Bettman was one of six professional sports commissioners to be interviewed for SportsCenter's Return to Sports special, which will aired Monday on ESPN.
Bettman reiterated that the NHL has been working collaboratively with the NHLPA ever since games were paused March 12. NHL players are due to report back for training camp on July 10, though there are several key details the players and league must negotiate before games resume -- including what bubble life will look like and which two hub cities will be chosen. The sides have already agreed to a 24-team format; the first round is considered the qualifying round, while the top four teams in each conference get byes.
"Everything we've been doing has been a joint effort [with the players], working together, to make sure that we're adhering to the protocols which will be very strict," Bettman said.
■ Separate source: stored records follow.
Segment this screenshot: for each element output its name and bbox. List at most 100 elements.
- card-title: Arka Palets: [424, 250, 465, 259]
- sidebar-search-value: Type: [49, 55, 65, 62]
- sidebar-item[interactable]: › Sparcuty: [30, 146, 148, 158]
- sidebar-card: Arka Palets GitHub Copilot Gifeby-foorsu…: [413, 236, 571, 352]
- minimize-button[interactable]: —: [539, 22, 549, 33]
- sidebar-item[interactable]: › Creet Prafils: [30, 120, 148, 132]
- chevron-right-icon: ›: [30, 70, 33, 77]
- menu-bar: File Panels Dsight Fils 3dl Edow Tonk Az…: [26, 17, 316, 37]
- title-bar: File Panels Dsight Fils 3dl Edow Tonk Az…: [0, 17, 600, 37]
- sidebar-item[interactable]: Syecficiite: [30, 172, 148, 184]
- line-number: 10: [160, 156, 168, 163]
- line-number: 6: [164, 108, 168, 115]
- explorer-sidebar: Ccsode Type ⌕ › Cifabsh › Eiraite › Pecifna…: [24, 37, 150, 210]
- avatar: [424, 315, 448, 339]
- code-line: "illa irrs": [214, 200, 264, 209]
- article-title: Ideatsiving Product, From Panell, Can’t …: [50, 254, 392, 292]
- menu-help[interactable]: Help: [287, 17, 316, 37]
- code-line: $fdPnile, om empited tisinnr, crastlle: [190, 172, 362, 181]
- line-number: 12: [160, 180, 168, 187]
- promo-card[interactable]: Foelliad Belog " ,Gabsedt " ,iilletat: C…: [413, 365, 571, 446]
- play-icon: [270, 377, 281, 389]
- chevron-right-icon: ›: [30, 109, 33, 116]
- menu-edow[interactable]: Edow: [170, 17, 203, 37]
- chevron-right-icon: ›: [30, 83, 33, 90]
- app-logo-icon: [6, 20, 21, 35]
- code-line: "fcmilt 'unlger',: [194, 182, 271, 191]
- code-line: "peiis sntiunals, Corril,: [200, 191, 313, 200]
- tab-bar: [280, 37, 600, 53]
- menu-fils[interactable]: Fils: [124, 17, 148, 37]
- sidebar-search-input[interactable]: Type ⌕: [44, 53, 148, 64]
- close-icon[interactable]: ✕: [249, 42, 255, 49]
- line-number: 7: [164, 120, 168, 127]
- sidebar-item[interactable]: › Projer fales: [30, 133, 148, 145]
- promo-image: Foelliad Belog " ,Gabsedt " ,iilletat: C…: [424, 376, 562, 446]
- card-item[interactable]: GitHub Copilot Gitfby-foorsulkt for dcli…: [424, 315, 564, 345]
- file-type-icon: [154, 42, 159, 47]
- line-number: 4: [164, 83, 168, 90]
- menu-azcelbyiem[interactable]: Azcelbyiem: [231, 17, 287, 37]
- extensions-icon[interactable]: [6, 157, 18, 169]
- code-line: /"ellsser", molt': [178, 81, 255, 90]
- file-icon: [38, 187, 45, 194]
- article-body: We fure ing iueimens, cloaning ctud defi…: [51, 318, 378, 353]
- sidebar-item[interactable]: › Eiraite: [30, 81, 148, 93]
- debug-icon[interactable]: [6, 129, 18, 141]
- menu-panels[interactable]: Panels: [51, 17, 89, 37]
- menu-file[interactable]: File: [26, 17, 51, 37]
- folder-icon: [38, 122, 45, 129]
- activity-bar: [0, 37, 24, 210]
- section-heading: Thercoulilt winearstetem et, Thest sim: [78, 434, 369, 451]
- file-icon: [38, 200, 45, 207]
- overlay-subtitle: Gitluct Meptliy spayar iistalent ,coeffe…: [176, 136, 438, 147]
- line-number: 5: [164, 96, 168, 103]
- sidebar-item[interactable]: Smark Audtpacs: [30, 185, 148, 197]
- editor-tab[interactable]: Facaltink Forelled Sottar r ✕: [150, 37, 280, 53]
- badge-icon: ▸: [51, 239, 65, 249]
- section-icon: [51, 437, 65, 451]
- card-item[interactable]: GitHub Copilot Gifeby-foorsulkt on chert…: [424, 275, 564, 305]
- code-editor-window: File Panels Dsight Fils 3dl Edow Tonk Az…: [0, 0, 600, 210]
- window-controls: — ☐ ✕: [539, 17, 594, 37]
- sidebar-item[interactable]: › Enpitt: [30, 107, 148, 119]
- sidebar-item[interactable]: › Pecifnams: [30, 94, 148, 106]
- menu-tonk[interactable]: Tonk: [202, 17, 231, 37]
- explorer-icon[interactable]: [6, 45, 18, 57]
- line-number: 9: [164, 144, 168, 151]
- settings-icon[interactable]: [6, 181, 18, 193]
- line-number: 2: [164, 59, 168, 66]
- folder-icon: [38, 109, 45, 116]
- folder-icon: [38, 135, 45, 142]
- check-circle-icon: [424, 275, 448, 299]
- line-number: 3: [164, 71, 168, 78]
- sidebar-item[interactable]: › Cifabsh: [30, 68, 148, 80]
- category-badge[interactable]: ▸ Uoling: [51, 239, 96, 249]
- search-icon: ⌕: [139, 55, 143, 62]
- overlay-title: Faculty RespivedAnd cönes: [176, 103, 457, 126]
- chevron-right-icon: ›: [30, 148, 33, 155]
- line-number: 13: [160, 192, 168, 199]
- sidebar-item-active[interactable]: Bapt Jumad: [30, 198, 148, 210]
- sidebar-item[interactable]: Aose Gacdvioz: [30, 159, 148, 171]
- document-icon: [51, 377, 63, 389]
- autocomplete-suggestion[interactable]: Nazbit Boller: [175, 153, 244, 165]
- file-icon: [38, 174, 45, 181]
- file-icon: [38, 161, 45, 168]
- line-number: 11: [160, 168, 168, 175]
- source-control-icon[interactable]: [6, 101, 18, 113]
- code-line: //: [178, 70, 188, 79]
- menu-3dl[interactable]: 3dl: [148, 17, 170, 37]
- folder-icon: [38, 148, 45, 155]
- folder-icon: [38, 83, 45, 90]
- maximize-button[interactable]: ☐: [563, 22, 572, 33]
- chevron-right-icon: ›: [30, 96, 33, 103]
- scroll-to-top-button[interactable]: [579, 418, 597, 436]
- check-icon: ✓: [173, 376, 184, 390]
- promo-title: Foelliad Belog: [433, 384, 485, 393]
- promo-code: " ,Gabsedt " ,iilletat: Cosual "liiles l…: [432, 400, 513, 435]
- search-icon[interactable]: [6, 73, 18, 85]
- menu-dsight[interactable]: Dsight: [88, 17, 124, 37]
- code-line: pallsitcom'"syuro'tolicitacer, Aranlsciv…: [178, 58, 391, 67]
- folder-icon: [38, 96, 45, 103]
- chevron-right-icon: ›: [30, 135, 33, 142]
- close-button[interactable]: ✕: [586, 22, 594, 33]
The NHL plans on testing all players and members of each team's 50-person traveling party daily.
"If there's one positive test -- again, this will be under the strict guidance of the medical people -- that person will be isolated," Bettman said. "And we'll be monitoring anybody, through contract tracing, that was in close proximity. Obviously, for any sport, if you have a major outbreak, it's going to change everything; but we're being told that an isolated case or a couple of isolated cases shouldn't interfere with the plans, and we should be able to move forward."
In the interview, Bettman said the NHL is still in conversation with the Canadian government about easing the country's mandatory 14-day quarantine period for visitors.
"We are working particularly with the Canadian government about determining how we can deal with moving from the training camp phase to a possible hub in Canada," Bettman said. "Because obviously if the players would have to quarantine for 14 days in between training camp and going to the hub, that wouldn't work."
Bettman promised the playoffs will set the right tone and make for a good television product. He said no less than 54 companies have pitched the NHL on technologies to enhance the game with empty stands.
"We will create an environment that will be exciting, will be entertaining, will be consistent with a competition that has integrity," Bettman said.